J’ai perdu tout mon bonheur,
J’ai perdu mon serviteur,
Colin me délaisse !…


Puis s’interrompant tout à coup :

— Ah mon Dieu ! je n’avais jamais chanté depuis la mort de ma femme !

Et, malgré son envie de pleurer, il s’efforça de rire avec nous, qui, volontiers, eussions pleuré comme lui.

Les souvenirs, chez les vieux, s’enchaînent sans fin les uns aux autres. Le chant des oiseaux, imité par ma mère, m’a rappelé le flageolet de Bertrand, qui me rappelle la clarinette d’un musicien de la garde nationale de Rouen.

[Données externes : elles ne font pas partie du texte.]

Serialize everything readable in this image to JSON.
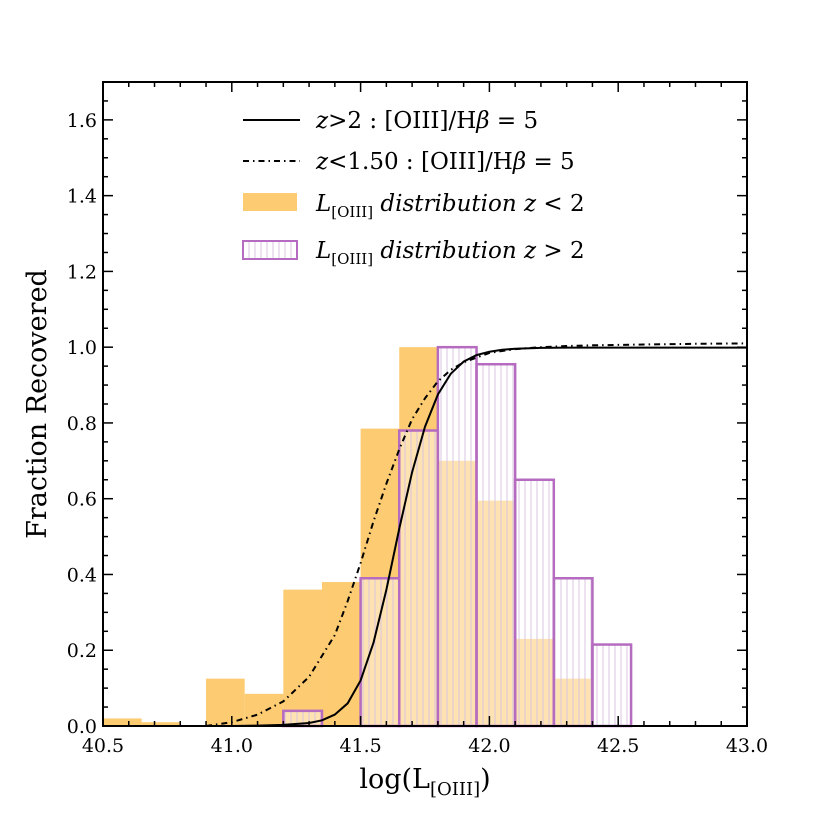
{
  "chart_data": {
    "type": "histogram+line",
    "title": "",
    "xlabel": "log(L",
    "xlabel_sub": "[OIII]",
    "xlabel_close": ")",
    "ylabel": "Fraction Recovered",
    "xlim": [
      40.5,
      43.0
    ],
    "ylim": [
      0.0,
      1.7
    ],
    "xticks": [
      40.5,
      41.0,
      41.5,
      42.0,
      42.5,
      43.0
    ],
    "xtick_labels": [
      "40.5",
      "41.0",
      "41.5",
      "42.0",
      "42.5",
      "43.0"
    ],
    "yticks": [
      0.0,
      0.2,
      0.4,
      0.6,
      0.8,
      1.0,
      1.2,
      1.4,
      1.6
    ],
    "ytick_labels": [
      "0.0",
      "0.2",
      "0.4",
      "0.6",
      "0.8",
      "1.0",
      "1.2",
      "1.4",
      "1.6"
    ],
    "bin_edges": [
      40.5,
      40.65,
      40.8,
      40.9,
      41.05,
      41.2,
      41.35,
      41.5,
      41.65,
      41.8,
      41.95,
      42.1,
      42.25,
      42.4,
      42.55
    ],
    "series": [
      {
        "name": "L_[OIII] distribution z < 2",
        "kind": "histogram",
        "color": "#fdcb71",
        "values": [
          0.02,
          0.01,
          0.0,
          0.125,
          0.085,
          0.36,
          0.38,
          0.785,
          1.0,
          0.7,
          0.595,
          0.23,
          0.125,
          0.0
        ]
      },
      {
        "name": "L_[OIII] distribution z > 2",
        "kind": "histogram",
        "edge_color": "#b56bbf",
        "values": [
          0.0,
          0.0,
          0.0,
          0.0,
          0.0,
          0.04,
          0.0,
          0.39,
          0.78,
          1.0,
          0.955,
          0.65,
          0.39,
          0.215
        ]
      },
      {
        "name": "z>2: [OIII]/Hβ = 5",
        "kind": "line",
        "style": "solid",
        "x": [
          40.9,
          41.0,
          41.1,
          41.2,
          41.3,
          41.35,
          41.4,
          41.45,
          41.5,
          41.55,
          41.6,
          41.65,
          41.7,
          41.75,
          41.8,
          41.85,
          41.9,
          41.95,
          42.0,
          42.05,
          42.1,
          42.2,
          42.3,
          42.4,
          42.6,
          42.8,
          43.0
        ],
        "y": [
          0.0,
          0.0,
          0.001,
          0.003,
          0.008,
          0.015,
          0.03,
          0.06,
          0.12,
          0.22,
          0.36,
          0.52,
          0.67,
          0.79,
          0.875,
          0.93,
          0.962,
          0.979,
          0.988,
          0.993,
          0.996,
          0.998,
          0.999,
          0.999,
          0.999,
          0.999,
          0.999
        ]
      },
      {
        "name": "z<1.50: [OIII]/Hβ = 5",
        "kind": "line",
        "style": "dashdot",
        "x": [
          40.9,
          41.0,
          41.1,
          41.2,
          41.3,
          41.4,
          41.45,
          41.5,
          41.55,
          41.6,
          41.65,
          41.7,
          41.75,
          41.8,
          41.85,
          41.9,
          42.0,
          42.1,
          42.2,
          42.3,
          42.4,
          42.6,
          42.8,
          43.0
        ],
        "y": [
          0.0,
          0.01,
          0.03,
          0.065,
          0.13,
          0.24,
          0.33,
          0.43,
          0.54,
          0.64,
          0.73,
          0.81,
          0.865,
          0.91,
          0.94,
          0.96,
          0.985,
          0.995,
          1.0,
          1.003,
          1.005,
          1.007,
          1.009,
          1.01
        ]
      }
    ],
    "legend": {
      "placement": "top-center",
      "entries": [
        {
          "prefix": "z",
          "middle": ">2 : [OIII]/H",
          "greek": "β",
          "suffix": " = 5"
        },
        {
          "prefix": "z",
          "middle": "<1.50 : [OIII]/H",
          "greek": "β",
          "suffix": " = 5"
        },
        {
          "prefix": "L",
          "sub": "[OIII]",
          "middle": " distribution ",
          "var": "z",
          "suffix": " < 2"
        },
        {
          "prefix": "L",
          "sub": "[OIII]",
          "middle": " distribution ",
          "var": "z",
          "suffix": " > 2"
        }
      ]
    }
  }
}
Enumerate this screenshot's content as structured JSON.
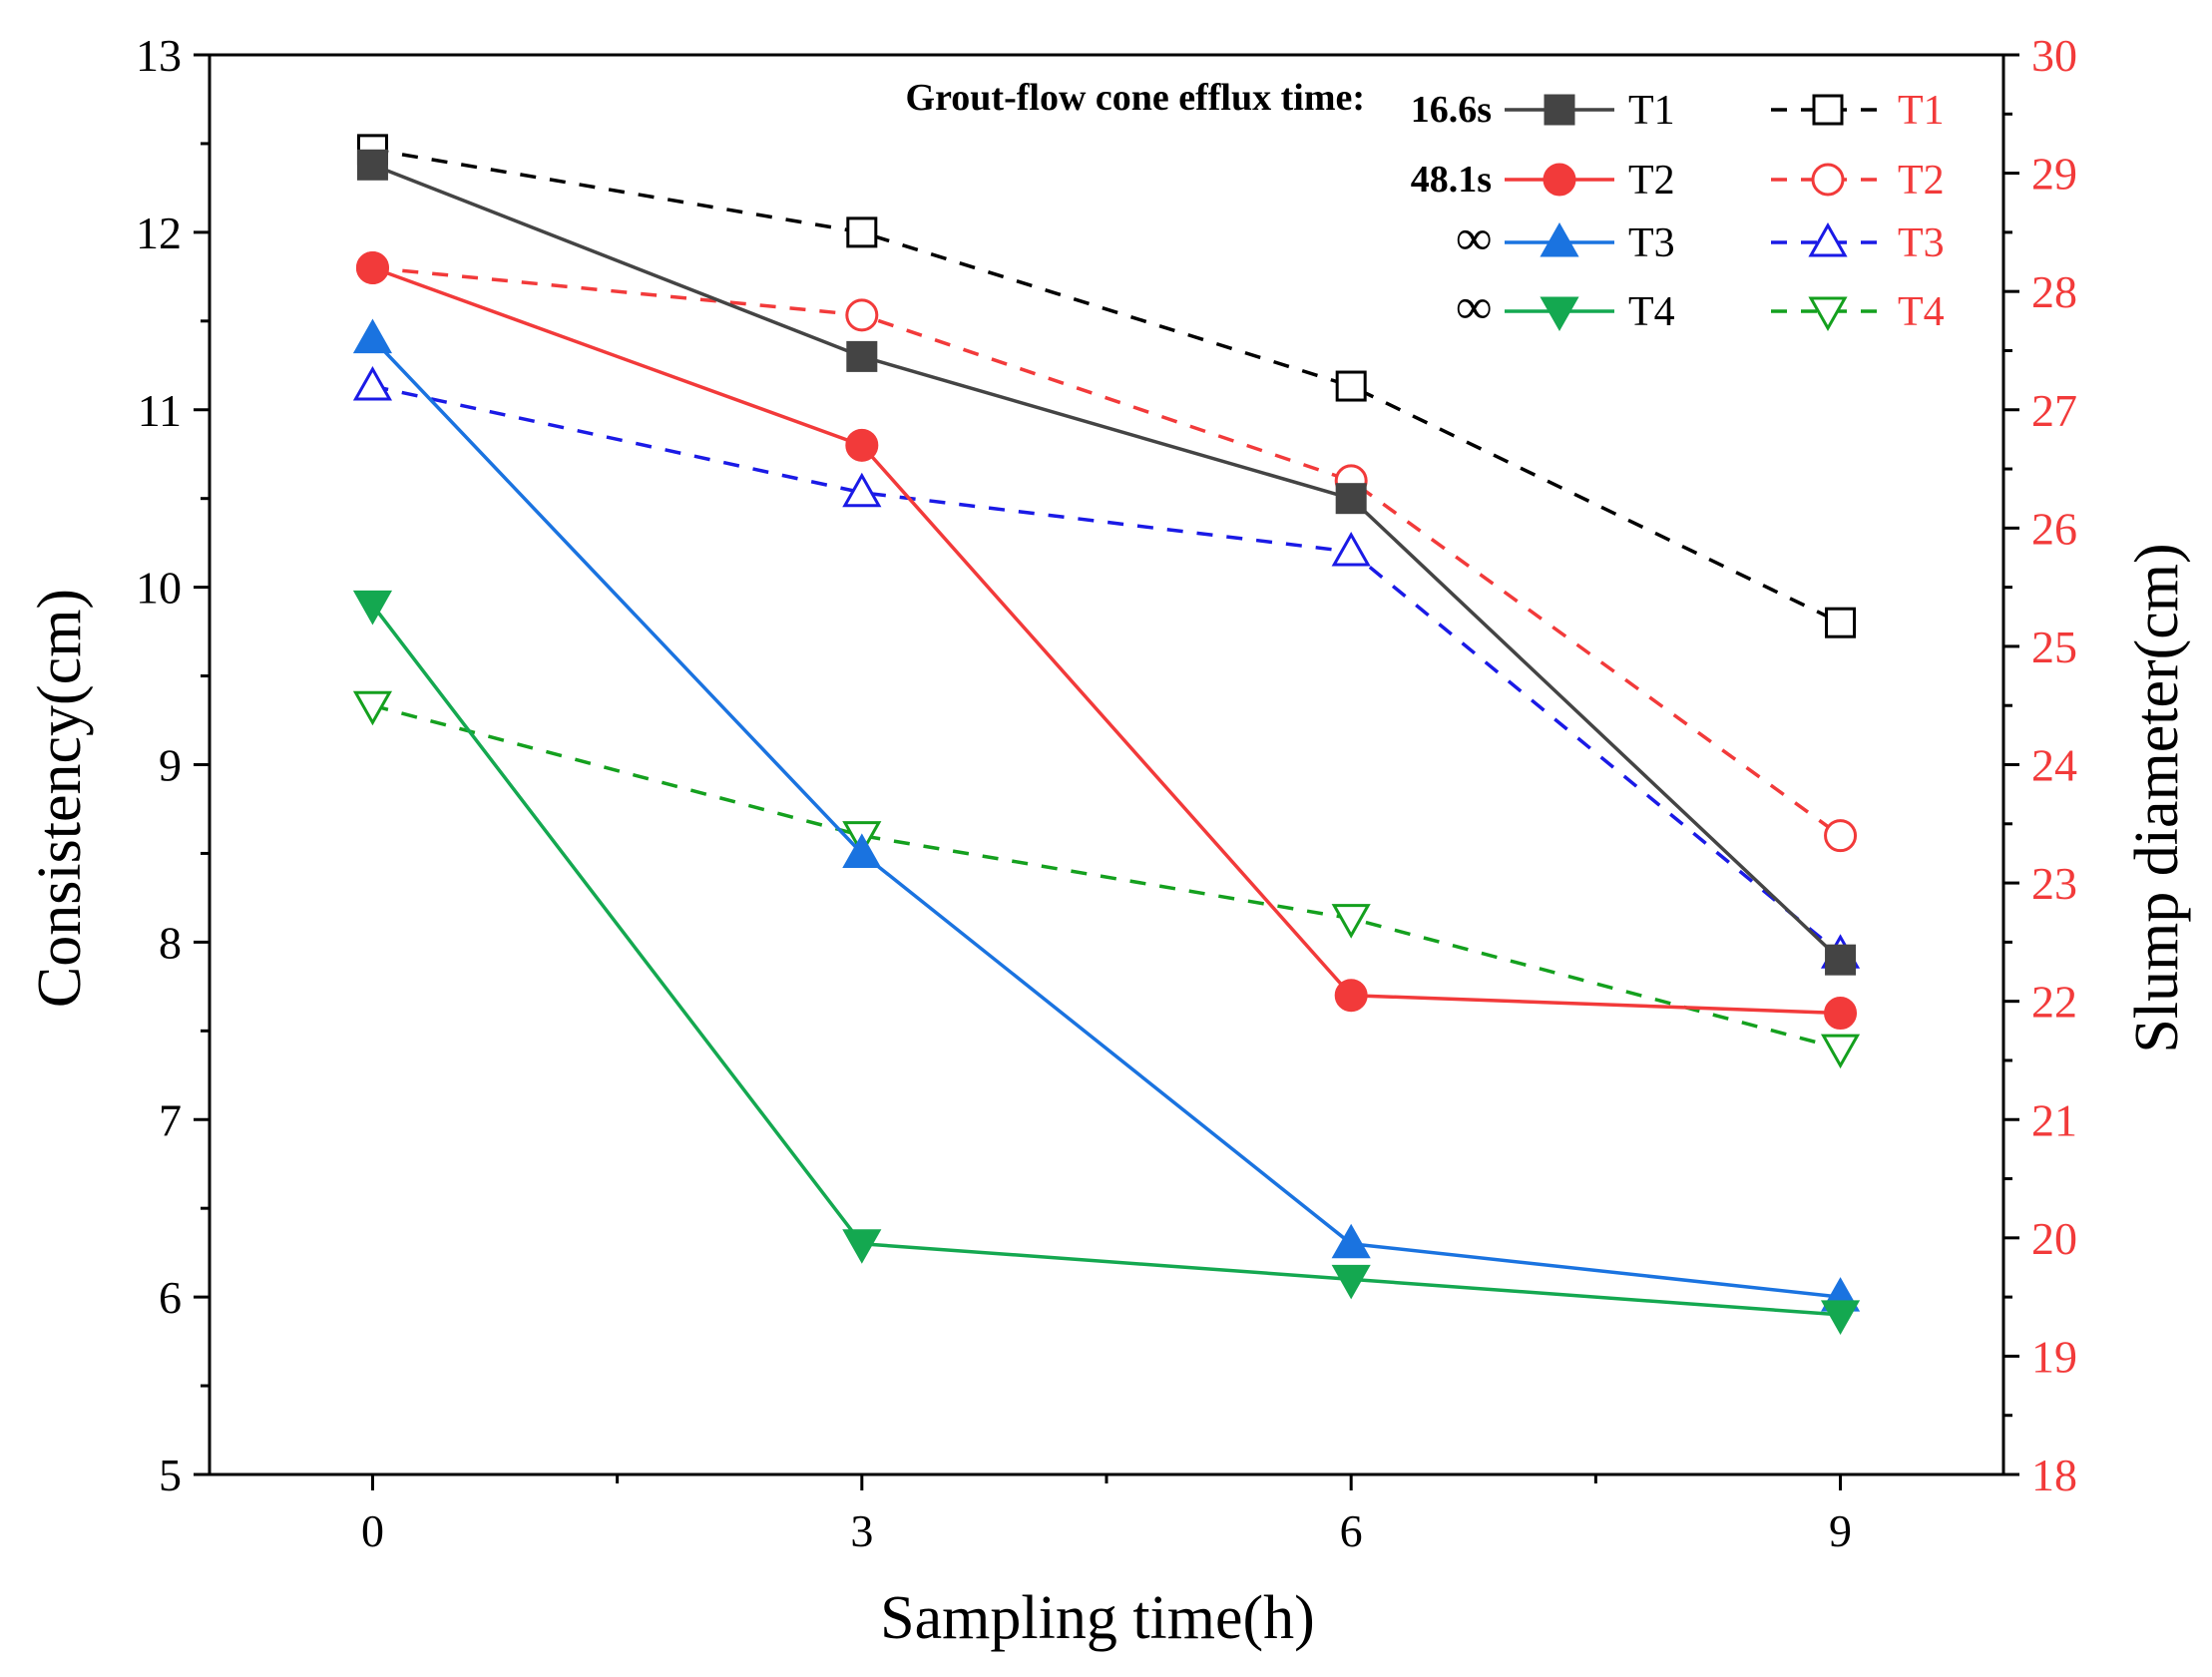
{
  "chart_data": {
    "type": "line",
    "title": "",
    "xlabel": "Sampling time(h)",
    "ylabel": "Consistency(cm)",
    "y2label": "Slump diameter(cm)",
    "x": [
      0,
      3,
      6,
      9
    ],
    "xticks": [
      "0",
      "3",
      "6",
      "9"
    ],
    "xlim": [
      -1,
      10
    ],
    "ylim": [
      5,
      13
    ],
    "y2lim": [
      18,
      30
    ],
    "yticks": [
      "5",
      "6",
      "7",
      "8",
      "9",
      "10",
      "11",
      "12",
      "13"
    ],
    "y2ticks": [
      "18",
      "19",
      "20",
      "21",
      "22",
      "23",
      "24",
      "25",
      "26",
      "27",
      "28",
      "29",
      "30"
    ],
    "legend_placement": "top-right",
    "legend_header": "Grout-flow cone efflux time:",
    "series_consistency": [
      {
        "name": "T1",
        "axis": "left",
        "color": "#444444",
        "marker": "square",
        "filled": true,
        "dashed": false,
        "efflux_time": "16.6s",
        "values": [
          12.38,
          11.3,
          10.5,
          7.9
        ]
      },
      {
        "name": "T2",
        "axis": "left",
        "color": "#f23a3a",
        "marker": "circle",
        "filled": true,
        "dashed": false,
        "efflux_time": "48.1s",
        "values": [
          11.8,
          10.8,
          7.7,
          7.6
        ]
      },
      {
        "name": "T3",
        "axis": "left",
        "color": "#1a73e0",
        "marker": "triangle-up",
        "filled": true,
        "dashed": false,
        "efflux_time": "∞",
        "values": [
          11.4,
          8.5,
          6.3,
          6.0
        ]
      },
      {
        "name": "T4",
        "axis": "left",
        "color": "#14a850",
        "marker": "triangle-down",
        "filled": true,
        "dashed": false,
        "efflux_time": "∞",
        "values": [
          9.9,
          6.3,
          6.1,
          5.9
        ]
      }
    ],
    "series_slump": [
      {
        "name": "T1",
        "axis": "right",
        "color": "#000000",
        "marker": "square",
        "filled": false,
        "dashed": true,
        "values": [
          29.2,
          28.5,
          27.2,
          25.2
        ]
      },
      {
        "name": "T2",
        "axis": "right",
        "color": "#f23a3a",
        "marker": "circle",
        "filled": false,
        "dashed": true,
        "values": [
          28.2,
          27.8,
          26.4,
          23.4
        ]
      },
      {
        "name": "T3",
        "axis": "right",
        "color": "#1a1ae6",
        "marker": "triangle-up",
        "filled": false,
        "dashed": true,
        "values": [
          27.2,
          26.3,
          25.8,
          22.4
        ]
      },
      {
        "name": "T4",
        "axis": "right",
        "color": "#14a01e",
        "marker": "triangle-down",
        "filled": false,
        "dashed": true,
        "values": [
          24.5,
          23.4,
          22.7,
          21.6
        ]
      }
    ],
    "colors": {
      "left_axis": "#000000",
      "right_axis_ticks": "#f23a3a",
      "right_axis_label": "#000000"
    }
  }
}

Comme je m’étonnais que riche, ami de l’étude, un peu poète, très porté au repos et au bien-être, il se fût incorporé dans la musique militaire :

— C’est une question d’hygiène, me dit-il. Souffler dans la clarinette agit sur le sphincter, ce qui facilite la garde-robe :

« Je joue de la clarinette pour mieux ch… »

Au moins, celui-là ne faisait pas de l’art pour l’art.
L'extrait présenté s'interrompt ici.